Вот и все, что мог мне рассказать один из свидетелей пребывания Ф. М. Достоевского в «Лоскутке». Но как тогда, так и теперь этот бесхитростный повествователь не в силах объяснить, почему знаменитый писатель — и не однажды! — беседовал с ним, чего искал в его ответах и жалобах на горькую долю. Перед ним ведь был один из «униженных и оскорбленных», о судьбах которых он думал всю жизнь. Представляешь себе, какую длинную вереницу людей горькой судьбы он вот так же расспрашивал, пропуская сквозь свое сознание с его первой потрясенностью, возмущением перед ужасами нищеты, бесправия народных масс, придавленных жесточайшей машиной феодально-капиталистического государства. Но разве это всё — жалеть, возмущаться, братски сочувствовать Макару Девушкину, несчастному подростку, Соне Мармеладовой и другим? Им-то, униженным и бесправным, какой прок от этой жалости и сочувствия, что изменится к лучшему в их жизни? Куда он звал их, что рисовал им в будущем, какой выход предлагал к иной жизни? На кого призывал он надеяться, кому верить, на кого опереться, за кем идти? Все эти мысли, еще со времени моей юности определившие мое отношение к творчеству Достоевского, вдруг вспомнились мне во время шамкающего стариковского рассказа. Поэтому я не могла не спросить его: ведь уж наверно не одни только деньги дал ему на прощанье писатель, но и как-то напутствовал, что-то посоветовал. Ведь и о том подумать: молодой крестьянин, безграмотный, растерявшийся перед резкой переменой жизни, — и знаменитый писатель, повидавший свет и людей, выдающийся талант, сердцевед… уж кто, как не он, мог одарить душу «маленького человека» навек незабвенным словом, советом, напутствием!.. Итак, что же он сказал на прощанье, расставаясь с «Лоскуткой»? В ответ старичок недоуменно пожал плечами и покачал лысой головой и наконец сбивчиво забормотал: «Сказал вроде бы так… ежели, мол, кругом зла много, не соблазняйся, не поддавайся злу…».
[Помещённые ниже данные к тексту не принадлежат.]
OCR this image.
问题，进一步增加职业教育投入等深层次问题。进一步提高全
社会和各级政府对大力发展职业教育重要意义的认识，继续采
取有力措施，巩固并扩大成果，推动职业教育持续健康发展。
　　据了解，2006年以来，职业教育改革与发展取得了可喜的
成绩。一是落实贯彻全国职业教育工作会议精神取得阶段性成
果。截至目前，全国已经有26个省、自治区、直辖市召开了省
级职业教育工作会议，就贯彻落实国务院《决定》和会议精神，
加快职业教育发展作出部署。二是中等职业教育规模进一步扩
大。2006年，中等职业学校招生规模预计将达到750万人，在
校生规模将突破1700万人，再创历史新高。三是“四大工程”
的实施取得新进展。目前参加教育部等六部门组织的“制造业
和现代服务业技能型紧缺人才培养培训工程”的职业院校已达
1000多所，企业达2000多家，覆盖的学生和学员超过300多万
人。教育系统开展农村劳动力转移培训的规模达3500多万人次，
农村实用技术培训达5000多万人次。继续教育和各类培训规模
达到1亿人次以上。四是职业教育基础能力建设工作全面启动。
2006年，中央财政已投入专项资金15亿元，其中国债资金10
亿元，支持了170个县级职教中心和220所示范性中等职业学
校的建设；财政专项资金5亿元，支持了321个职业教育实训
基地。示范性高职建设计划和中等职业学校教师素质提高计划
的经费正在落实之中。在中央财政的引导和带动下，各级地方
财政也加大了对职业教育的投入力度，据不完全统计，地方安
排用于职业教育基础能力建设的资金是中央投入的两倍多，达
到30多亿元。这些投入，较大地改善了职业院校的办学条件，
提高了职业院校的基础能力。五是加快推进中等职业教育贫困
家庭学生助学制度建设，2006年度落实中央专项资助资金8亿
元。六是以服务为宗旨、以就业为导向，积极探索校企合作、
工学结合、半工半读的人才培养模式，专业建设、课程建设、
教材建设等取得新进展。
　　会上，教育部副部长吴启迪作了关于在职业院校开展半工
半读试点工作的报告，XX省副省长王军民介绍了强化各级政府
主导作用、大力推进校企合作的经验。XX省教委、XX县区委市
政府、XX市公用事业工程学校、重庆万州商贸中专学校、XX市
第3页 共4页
— Да, очень похоже, что старик в основном сохранил в памяти то, что было ему сказано, — согласился Фадеев. — Это были, конечно, не те слова, которые поднимают волю и мысль человека.
Потом Фадеев заговорил о том, как Достоевский, беспощадно правдиво описав ужасы царской каторги в «Записках из мертвого дома», сам оказался «до смерти запуганным» царизмом. Наверно, ему представлялось, что уже ничего нельзя поделать с этой государственной как бы вечной системой, что и бороться с ней невозможно, во избежание еще больших несчастий.
А вскоре, четыре года спустя после смерти писателя, вспыхнула Морозовская стачка, отзвуки которой прокатились по всей России. Как-то бы он отнесся к этой массовой, организованной борьбе рабочего класса против текстильных «королей» Морозовых?
Подумав об этом повороте в беседе, я насмешливо заметила:
— Вот уж и размечтались два советских писателя, как принял и понял бы и как отозвался бы «жестокий талант» на Морозовскую забастовку?
— А, в самом деле, отзовись бы он… — заговорил Фадеев вдруг мечтательно, блеснув голубыми глазами. — Записал бы он свои мысли, например, в «Дневнике писателя»… или вложи бы он их в уста какого-нибудь нового своего героя… а?.. Ведь если бы мог случиться в его душе такой поворот, какой бы новой, чудной силой налился бы его талант, его изобразительное мастерство!.. И как поднялось бы значение его творчества в глазах нашего общества!..
Однако тут же он с явным сомнением покачал головой и даже отмахнулся:
— …Но не так-то просто и быстро у художника такого типа, как Достоевский, мог произойти подобный поворот. Скажем даже лучше так: смерть освободила его от серьезного испытания, которое он едва ли бы выдержал… Да, это просто воображаемое путешествие в последнюю четверть девятнадцатого века! — закончил Фадеев и вдруг, хитро и весело подмигнув, добавил: — Взглянули на него на минутку… и опять в наш родной и бурный двадцатый век!
Так вот, иногда балагуря, мы шагали по Тверской последних лет нэпа, картина которой осталась только в воспоминаниях.
Двухэтажные, реже трехэтажные дома, большей частью старые, показывали свои обветшалые фасады со следами былых архитектурных красот — рококо, ампира или чахлого модерна, который начал было преуспевать, да тут и кончился.